According to the article the main problem lies in poor nutrition for the cattle producing milk – in order to cut costs, many farmers are deliberately reducing the feed to their livestock, which results in poor quality milk containing excess bacteria.
"China relaxed its national milk quality standards in 2010, increasing the maximum limit of bacteria acceptable in raw milk from 500,000 per milliliter to 2 million per milliliter and lowering the minimum requirement for protein content from 2.95 grams per 100 grams of milk to 2.80 grams. Statistics show that international standards for protein content call for 3 grams per 100 grams of milk. The acceptable amount of bacteria in raw milk in Europe is 100,000 per milliliter," says the article, which also points out that many of the people responsible for setting these standards are tied to China’s dairy industry.

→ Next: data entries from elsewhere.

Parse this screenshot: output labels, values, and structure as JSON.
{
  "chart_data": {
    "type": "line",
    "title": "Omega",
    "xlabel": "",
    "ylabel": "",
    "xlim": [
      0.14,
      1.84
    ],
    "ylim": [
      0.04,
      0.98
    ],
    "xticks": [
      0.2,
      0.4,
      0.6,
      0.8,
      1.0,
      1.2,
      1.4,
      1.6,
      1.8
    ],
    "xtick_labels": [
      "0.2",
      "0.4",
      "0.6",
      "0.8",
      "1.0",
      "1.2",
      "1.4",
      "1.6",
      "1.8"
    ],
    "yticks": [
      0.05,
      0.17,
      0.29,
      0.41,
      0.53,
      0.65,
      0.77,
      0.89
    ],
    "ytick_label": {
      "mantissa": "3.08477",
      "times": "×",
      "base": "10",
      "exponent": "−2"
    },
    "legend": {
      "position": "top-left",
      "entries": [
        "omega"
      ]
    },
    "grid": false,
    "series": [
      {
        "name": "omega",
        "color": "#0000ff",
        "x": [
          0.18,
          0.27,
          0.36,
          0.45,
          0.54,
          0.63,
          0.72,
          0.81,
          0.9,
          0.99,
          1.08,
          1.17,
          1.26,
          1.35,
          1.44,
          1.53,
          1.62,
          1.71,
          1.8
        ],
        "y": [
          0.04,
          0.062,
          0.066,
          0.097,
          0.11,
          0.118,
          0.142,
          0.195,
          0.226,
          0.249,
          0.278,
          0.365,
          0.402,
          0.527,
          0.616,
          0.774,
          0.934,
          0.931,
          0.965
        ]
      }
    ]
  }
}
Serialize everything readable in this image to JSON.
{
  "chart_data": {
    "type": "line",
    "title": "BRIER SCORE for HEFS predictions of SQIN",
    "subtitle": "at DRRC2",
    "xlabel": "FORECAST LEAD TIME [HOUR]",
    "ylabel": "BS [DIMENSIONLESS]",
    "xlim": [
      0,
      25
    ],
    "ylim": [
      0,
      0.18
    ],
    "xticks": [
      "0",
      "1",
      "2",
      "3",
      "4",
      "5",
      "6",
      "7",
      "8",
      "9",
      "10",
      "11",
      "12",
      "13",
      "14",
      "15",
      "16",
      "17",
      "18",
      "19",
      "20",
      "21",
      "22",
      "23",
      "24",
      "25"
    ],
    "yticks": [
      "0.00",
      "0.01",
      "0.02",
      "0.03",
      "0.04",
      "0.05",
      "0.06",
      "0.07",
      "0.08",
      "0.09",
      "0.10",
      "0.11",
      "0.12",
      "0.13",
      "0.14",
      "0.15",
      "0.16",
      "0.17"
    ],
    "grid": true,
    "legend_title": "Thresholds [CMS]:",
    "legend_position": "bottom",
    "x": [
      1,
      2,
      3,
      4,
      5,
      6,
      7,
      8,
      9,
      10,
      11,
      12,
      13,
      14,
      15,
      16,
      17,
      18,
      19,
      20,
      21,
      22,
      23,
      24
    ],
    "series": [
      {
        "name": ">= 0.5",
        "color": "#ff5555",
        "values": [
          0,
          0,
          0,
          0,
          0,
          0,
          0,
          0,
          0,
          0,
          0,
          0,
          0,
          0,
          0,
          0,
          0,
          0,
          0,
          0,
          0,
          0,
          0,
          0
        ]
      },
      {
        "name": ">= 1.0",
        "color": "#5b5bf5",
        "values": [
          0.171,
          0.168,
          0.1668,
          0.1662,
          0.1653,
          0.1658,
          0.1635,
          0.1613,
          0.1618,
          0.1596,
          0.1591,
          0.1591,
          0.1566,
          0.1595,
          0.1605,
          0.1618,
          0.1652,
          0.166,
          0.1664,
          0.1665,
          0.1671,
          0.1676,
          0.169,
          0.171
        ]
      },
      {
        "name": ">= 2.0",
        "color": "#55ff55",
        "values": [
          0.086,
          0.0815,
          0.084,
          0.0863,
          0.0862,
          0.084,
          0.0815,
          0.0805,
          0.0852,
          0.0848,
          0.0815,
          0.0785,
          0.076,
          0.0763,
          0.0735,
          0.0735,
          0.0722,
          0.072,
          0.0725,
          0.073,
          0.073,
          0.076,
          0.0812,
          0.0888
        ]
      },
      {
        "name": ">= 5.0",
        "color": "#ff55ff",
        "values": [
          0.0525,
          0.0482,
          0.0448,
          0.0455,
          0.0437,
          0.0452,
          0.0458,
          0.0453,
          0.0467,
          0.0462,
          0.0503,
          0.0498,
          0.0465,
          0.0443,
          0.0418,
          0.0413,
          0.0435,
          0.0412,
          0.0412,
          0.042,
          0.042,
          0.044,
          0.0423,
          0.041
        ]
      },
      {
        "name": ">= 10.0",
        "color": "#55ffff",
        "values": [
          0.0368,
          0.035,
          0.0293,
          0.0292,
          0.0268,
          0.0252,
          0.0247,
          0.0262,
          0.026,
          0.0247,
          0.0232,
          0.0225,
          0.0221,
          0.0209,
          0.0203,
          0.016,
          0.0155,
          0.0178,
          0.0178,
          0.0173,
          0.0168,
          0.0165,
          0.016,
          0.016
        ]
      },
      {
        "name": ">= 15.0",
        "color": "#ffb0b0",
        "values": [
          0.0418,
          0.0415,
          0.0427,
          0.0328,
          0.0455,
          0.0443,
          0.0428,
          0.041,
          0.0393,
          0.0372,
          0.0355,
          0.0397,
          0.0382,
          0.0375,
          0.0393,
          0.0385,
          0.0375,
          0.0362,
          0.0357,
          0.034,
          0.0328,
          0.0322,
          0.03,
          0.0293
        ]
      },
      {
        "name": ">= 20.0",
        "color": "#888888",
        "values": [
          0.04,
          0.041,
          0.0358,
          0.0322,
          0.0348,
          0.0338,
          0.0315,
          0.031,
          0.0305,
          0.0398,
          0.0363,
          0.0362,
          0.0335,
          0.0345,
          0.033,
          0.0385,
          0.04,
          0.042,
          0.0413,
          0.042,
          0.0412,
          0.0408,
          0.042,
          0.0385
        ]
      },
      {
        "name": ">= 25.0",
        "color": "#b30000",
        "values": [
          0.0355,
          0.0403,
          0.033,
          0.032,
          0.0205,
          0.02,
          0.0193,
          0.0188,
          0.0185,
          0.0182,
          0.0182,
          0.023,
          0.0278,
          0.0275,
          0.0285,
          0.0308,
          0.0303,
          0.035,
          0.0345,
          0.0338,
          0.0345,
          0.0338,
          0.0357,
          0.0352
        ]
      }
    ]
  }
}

Proposals and policy changes are forthcoming, but that does little good to counter all the ill-effects of all the low-grade milk the public has been consuming for years.
For now it seems very much worth shelling out a bit more for the higher-grade organic and imported milk and dairy products (including Wondermilk, Anchor Milk from New Zealand and Modern Farming – a.k.a. Xiandai Muchang – 现代牧场 – which is produced by Mengniu Dairy) you can find in local specialty shops and grocers.